On May 31st, 2015, a blockchain platform and peer-to-peer cryptocurrency known as NEM was launched. NEM was coded entirely in Java, but there are plans to have a C++ version to come out in the near future. The whole purpose of NEM is to implement new features into the current technology of blockchain. Some of these features will include multiple signature accounts, proof-of-importance algorithm, an Eigentrust reputation system, and encrypted messaging. The block time for a transaction is around 1 minute.
Mijin is a commercial blockchain which currently utilizes the NEM blockchain software. Right now, many private companies and financial institutions in overseas countries like Japan are testing this software out. If the results of the tests turn out well, you could see the value of XEM increase by a lot. This is what current investors are counting on since the price of XEM was only $0.6837. The price could easily increase by thousands of percentage points of international companies start integrating the XEM platform into their operations.
Over the last 4 years, there has been extensive beta testing going on with the NEM platform software. The developers wanted to remain pseudonymous, which means they use false names when taking credit for the work. The origins of NEM took place at UtopianFuture, which is a talk forum for Bitcoin. The developers originally wanted to create an NXT fork for NEM. However, the plan was soon scrapped because the developers wanting to create a totally new code and have it stand on its own.

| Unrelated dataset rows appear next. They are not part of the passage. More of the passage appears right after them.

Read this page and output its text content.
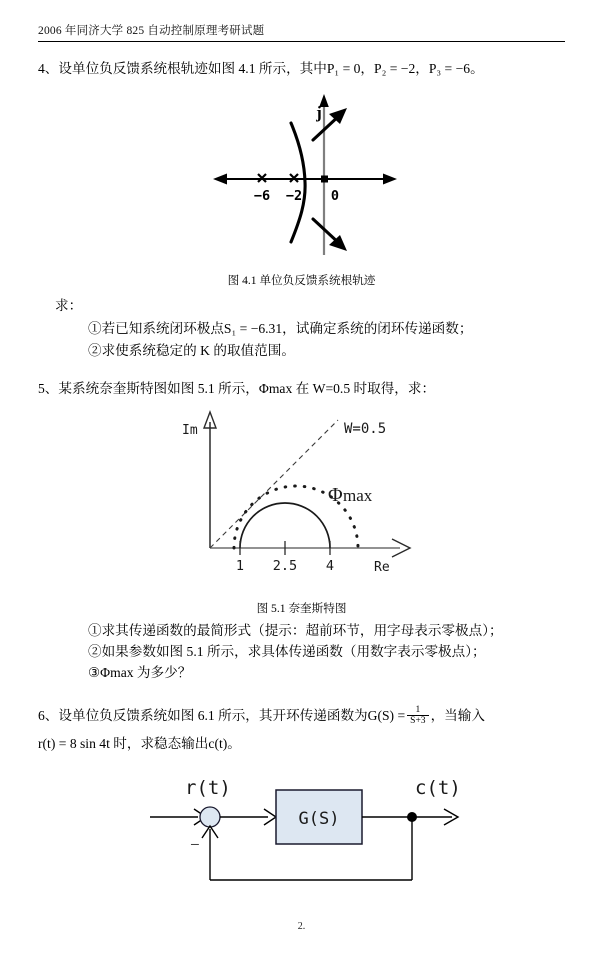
2006 年同济大学 825 自动控制原理考研试题
4、设单位负反馈系统根轨迹如图 4.1 所示，其中P₁ = 0，P₂ = −2，P₃ = −6。
j
−6 −2 0
图 4.1 单位负反馈系统根轨迹
求：
①若已知系统闭环极点S₁ = −6.31，试确定系统的闭环传递函数；
②求使系统稳定的 K 的取值范围。
5、某系统奈奎斯特图如图 5.1 所示，Φmax 在 W=0.5 时取得，求：
Im
Re
1 2.5 4
W=0.5
Φ max
图 5.1 奈奎斯特图
①求其传递函数的最简形式（提示：超前环节，用字母表示零极点）；
②如果参数如图 5.1 所示，求具体传递函数（用数字表示零极点）；
③Φmax 为多少？
6、设单位负反馈系统如图 6.1 所示，其开环传递函数为$G(S) = \frac{1}{S+3}$ ，当输入
r(t) = 8 sin 4t 时，求稳态输出c(t)。
G(S)
r(t)	c(t)
−
2.
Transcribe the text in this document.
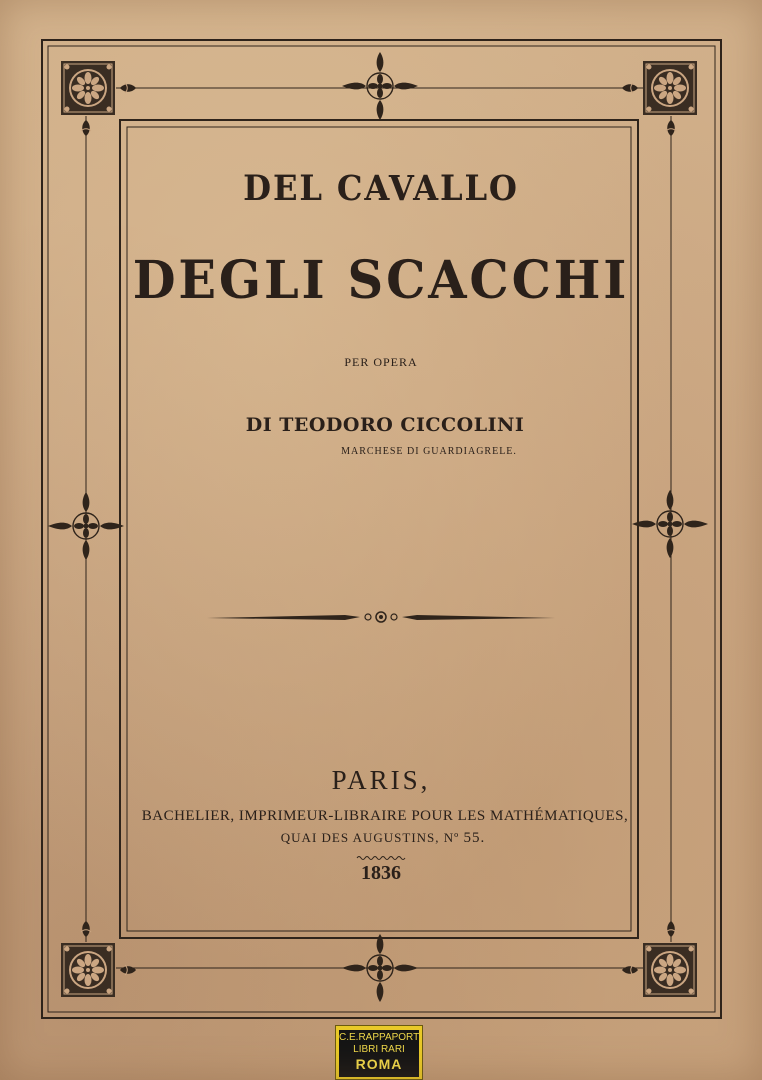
DEL CAVALLO
DEGLI SCACCHI
PER OPERA
DI TEODORO CICCOLINI
MARCHESE DI GUARDIAGRELE.
PARIS,
BACHELIER, IMPRIMEUR-LIBRAIRE POUR LES MATHÉMATIQUES,
QUAI DES AUGUSTINS, Nº 55.
1836
C.E.RAPPAPORT
LIBRI RARI
ROMA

Good news came in April of 2016 when Tech Bureau and NEM formed a partnership in order to create a new blockchain engine. Tech Bureau is known for managing one of the biggest cryptocurrency exchanges in Japan called Zaif. This eventually led to other Japanese cryptocurrency exchanges to be introduced to XEM tokens, such as Coincheck. Unfortunately, Coincheck suffered a huge hack attack which resulted in them losing as many as 523 million XEM tokens. This is the equivalent of $534 million.
The reason for the hack was attributed to the weak security features of Coincheck. Normally, in cases like this, the cryptocurrency would receive a hard fork but the developers didn’t want to do that. What they did instead was develop an automated tagging system for XEM which would keep track of all the money. If any account were to get bad money, that account would get tagged by the automated system.